Torino: Enzo Tomatis insignito del Sigillo Civico, di Alex Melis

Autore: Alex Melis

Nella bellissima cornice della Sala Rossa il Sindaco di Torino Piero Fassino conferisce al nostro socio il prestigioso riconoscimento della Città di Torino

“L’Unione Ciechi e Ipovedenti ha dato a me più di quanto le abbia dato io”. Sono state queste le prime parole che un emozionatissimo Enzo Tomatis ha pronunciato in Sala Rossa, la splendida sede del Consiglio comunale di Torino, dove il 10 novembre ha ricevuto direttamente dalle mani del sindaco Piero Fassino il prestigioso Sigillo Civico. Un riconoscimento che in passato, come ha ricordato il presidente del consiglio comunale Giovanni Porcino, è stato conferito ad altri illustri torinesi come Norberto Bobbio e Alessandro Galante Garrone. Emozionato come poche volte è capitato di vedere anche a chi lo conosce bene, Tomatis ha esordito con quella frase che rispecchia perfettamente un personaggio poco incline a parlare di sé in pubblico, dove invece è sempre pronto a perorare la causa della sua associazione.

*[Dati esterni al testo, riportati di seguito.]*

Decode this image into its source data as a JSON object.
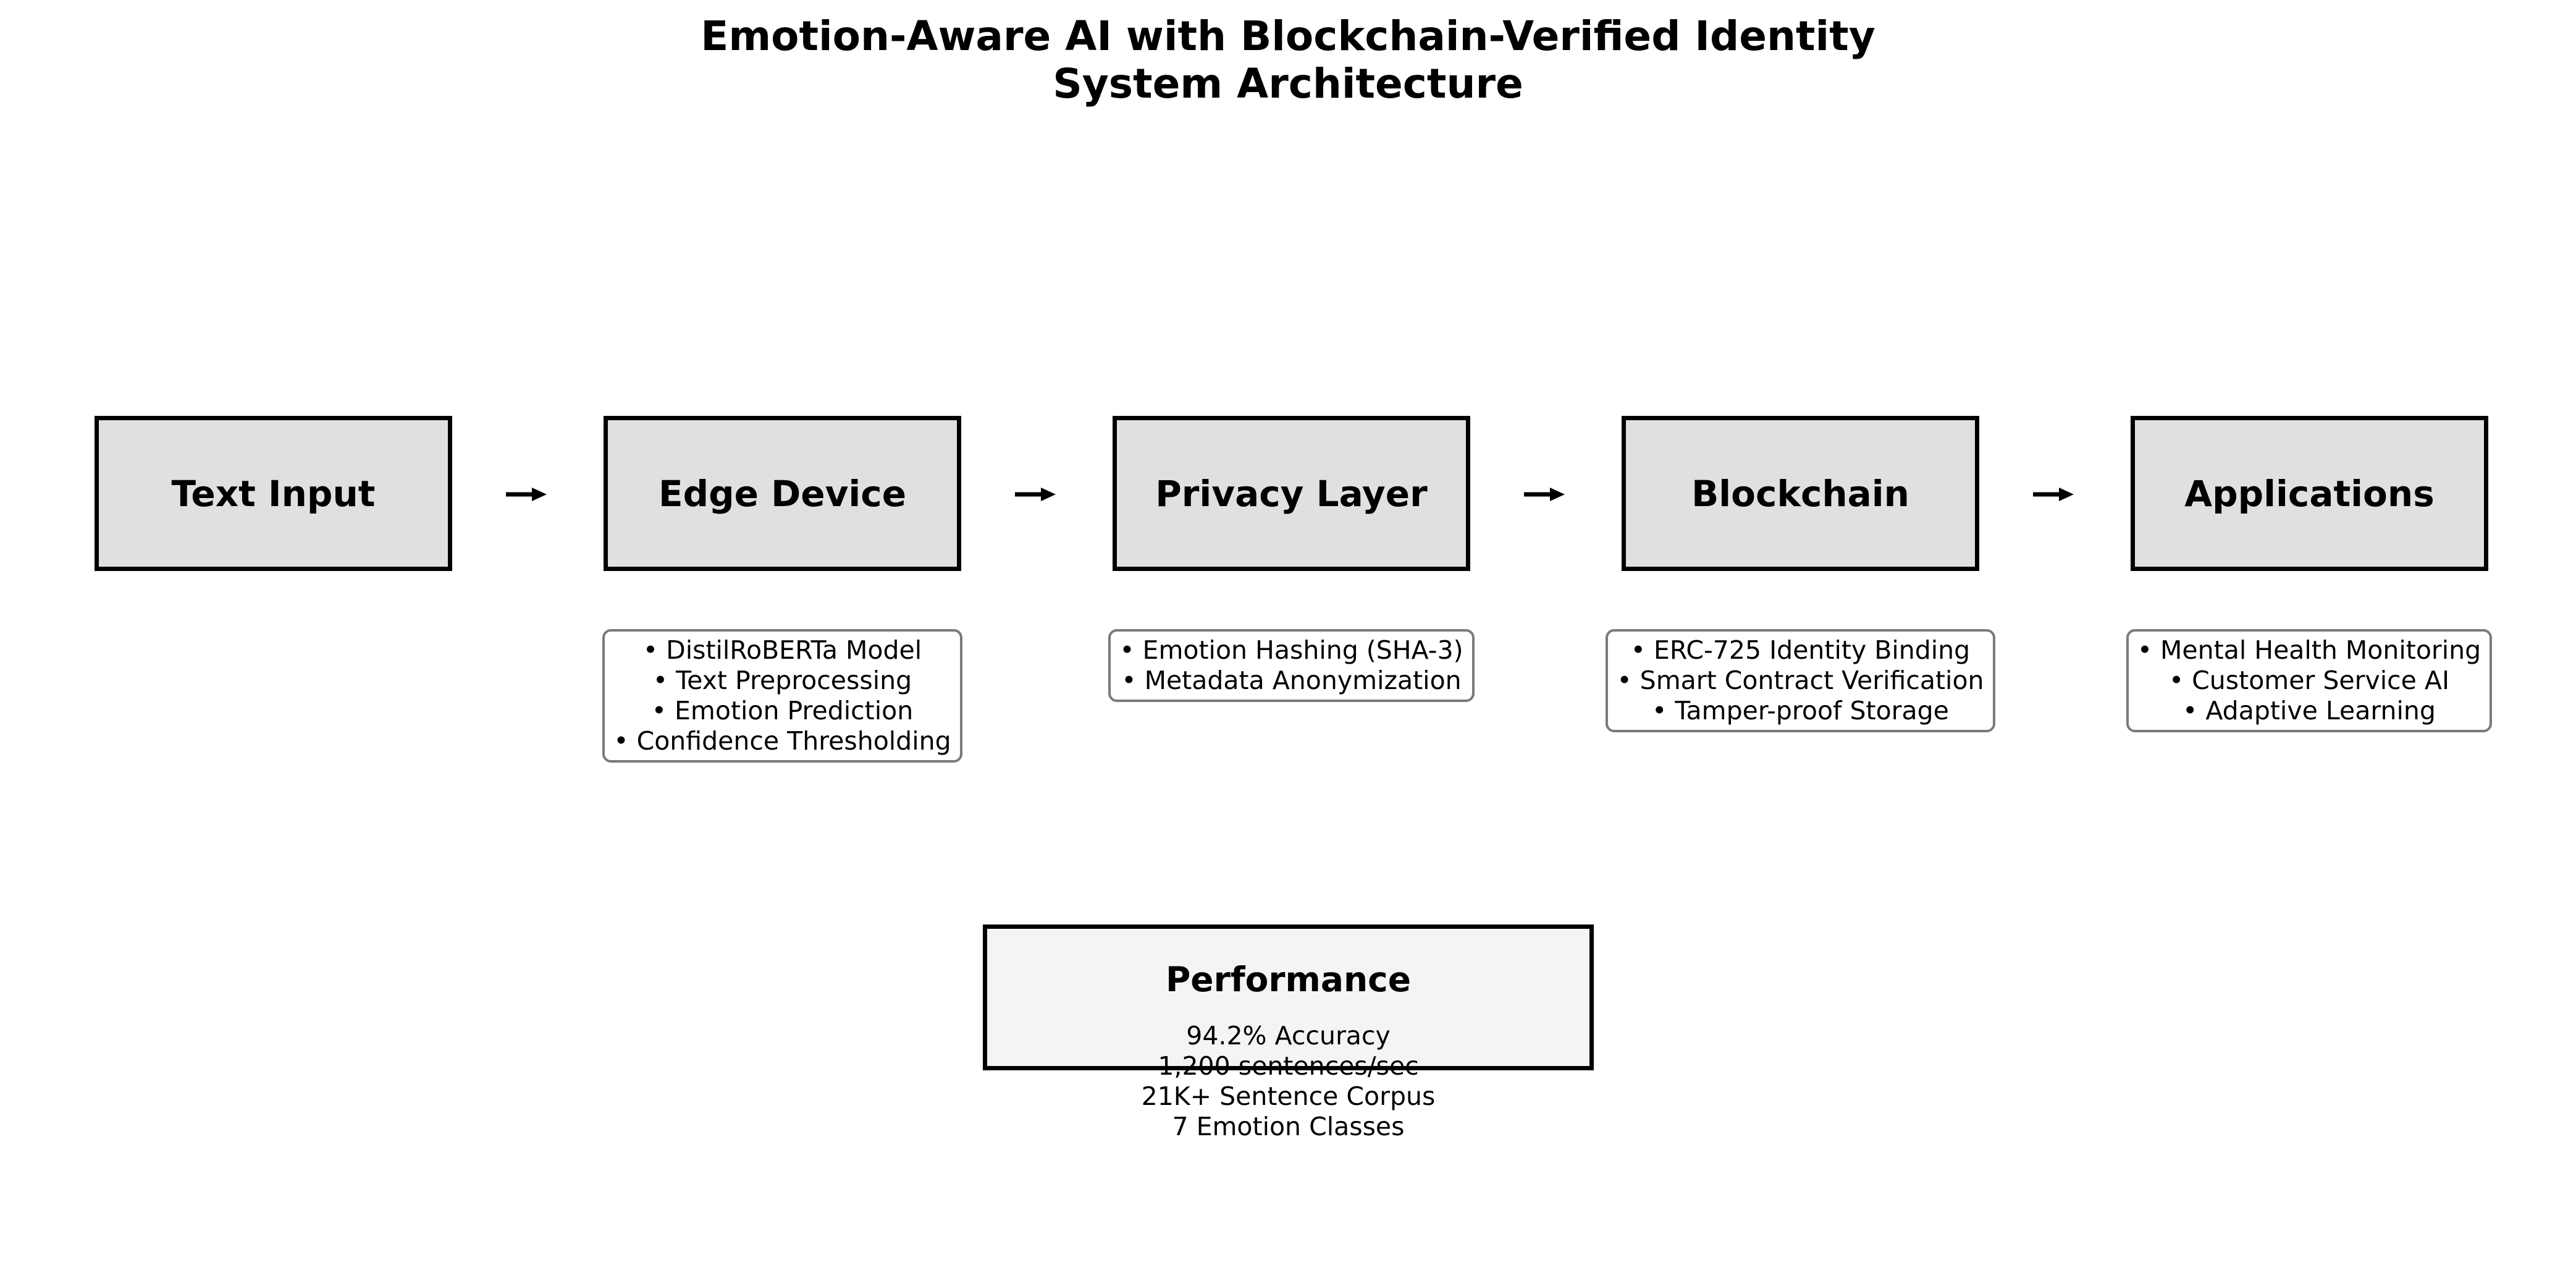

E in Comune lo sanno bene…
Una vita intensa, la sua, che per ovvi motivi di tempo il consigliere comunale Andrea Araldi ha potuto ripercorrere solo per sommi capi nel presentare Tomatis, facendo ricorso anche ad alcuni simpatici aneddoti riguardanti sia la sua vita privata che quella lavorativa.
Nella stessa occasione sono stati premiati anche Paolo Osiride Ferrero, Vincenzo Bozza e Piera Parnigoni in Civallero altri personaggi attivi da decenni nel sociale e tutti accomunati non solo dall’impegno in favore dei più deboli, ma anche dall’aver operato a vario titolo nel CSA – Coordinamento Sanità e Assistenza, di cui Tomatis è stato uno dei fondatori: con un pizzico di nostalgia ha ricordato quegli anni pioneristici quando, ogni settimana, si ritrovava in una piccola stanzetta con il suo amico Santanera per dare vita a quella che è stata, a tutti gli effetti, la prima forma di cooperazione e trasversalità tra importanti associazioni torinesi. Altri tempi, tempi in cui un riconoscimento come il Sigillo Civico per meriti sociali era un evento tutt’altro che scontato anche nella la città dei “Santi Sociali”, come ricordato da Fassino nel suo bellissimo excursus sul welfare torinese.
Ed erano gli anni settanta quando Tomatis maturò la convinzione che le cose andavano cambiate. Serviva un segnale forte, una svolta, che venne data. Fino ad allora, infatti, la vita di un cieco torinese era inesorabilmente legata all’Istituto dei Ciechi di via Nizza: ciechi che frequentavano scuole per ciechi, con insegnanti ciechi, praticamente ghettizzati. Tomatis, che non è un uomo dalle mezze misure, si prese la responsabilità di far chiudere lo storico Istituto dei Ciechi: una provocazione, certo, che però sortì l’effetto sperato. I bambini, seppur con minorazioni visive, potevano finalmente frequentare le scuole pubbliche del proprio quartiere, e quella che inizialmente sembrava a entrambe le parti una “convivenza forzata”, si trasformò ben presto in integrazione scolastica, e poi in integrazione sociale.
No, questa volta proprio non si può sottrarre all’abbraccio che Torino, la città che lo ha adottato, gli ha voluto tributare. Una città che ha lasciato solo negli “anni romani”, come li definisce lui, quando è entrato a far parte della Direzione Nazionale dell’UICI per dirigere il “Centro Regionale Sant’Alessio – Margherita di Savoia per i Ciechi”, ma soprattutto per occuparsi dei rapporti con il Parlamento, l’unico modo per salvaguardare i diritti dei minorati della vista proprio nel luogo dal quale oggi arrivano le insidie maggiori, come dimostra l’iter della nuova legge di Stabilità.
Nonostante le tante difficoltà, Tomatis è sempre andato dritto per la sua strada, ovvero salvaguardare la dignità dei ciechi e degli ipovedenti, con un’attenzione particolare ai più indifesi tra i deboli: i pluriminorati. E’ proprio a loro che dedica il suo ultimo pensiero, chiedendo a tutta la città di riconsegnare alla sezione UICI di Torino lo stabile di via Nizza per dare vita al “Dopo di noi”, un centro per l’accoglienza dei pluriminorati rimasti soli, da realizzare in quella che fu la casa dei ciechi. Un ultimo desiderio, per chiudere un cerchio. L’amico Fassino, preoccupato, scuote la testa, ma gli scappa un sorriso: Tomatis non cambierà mai.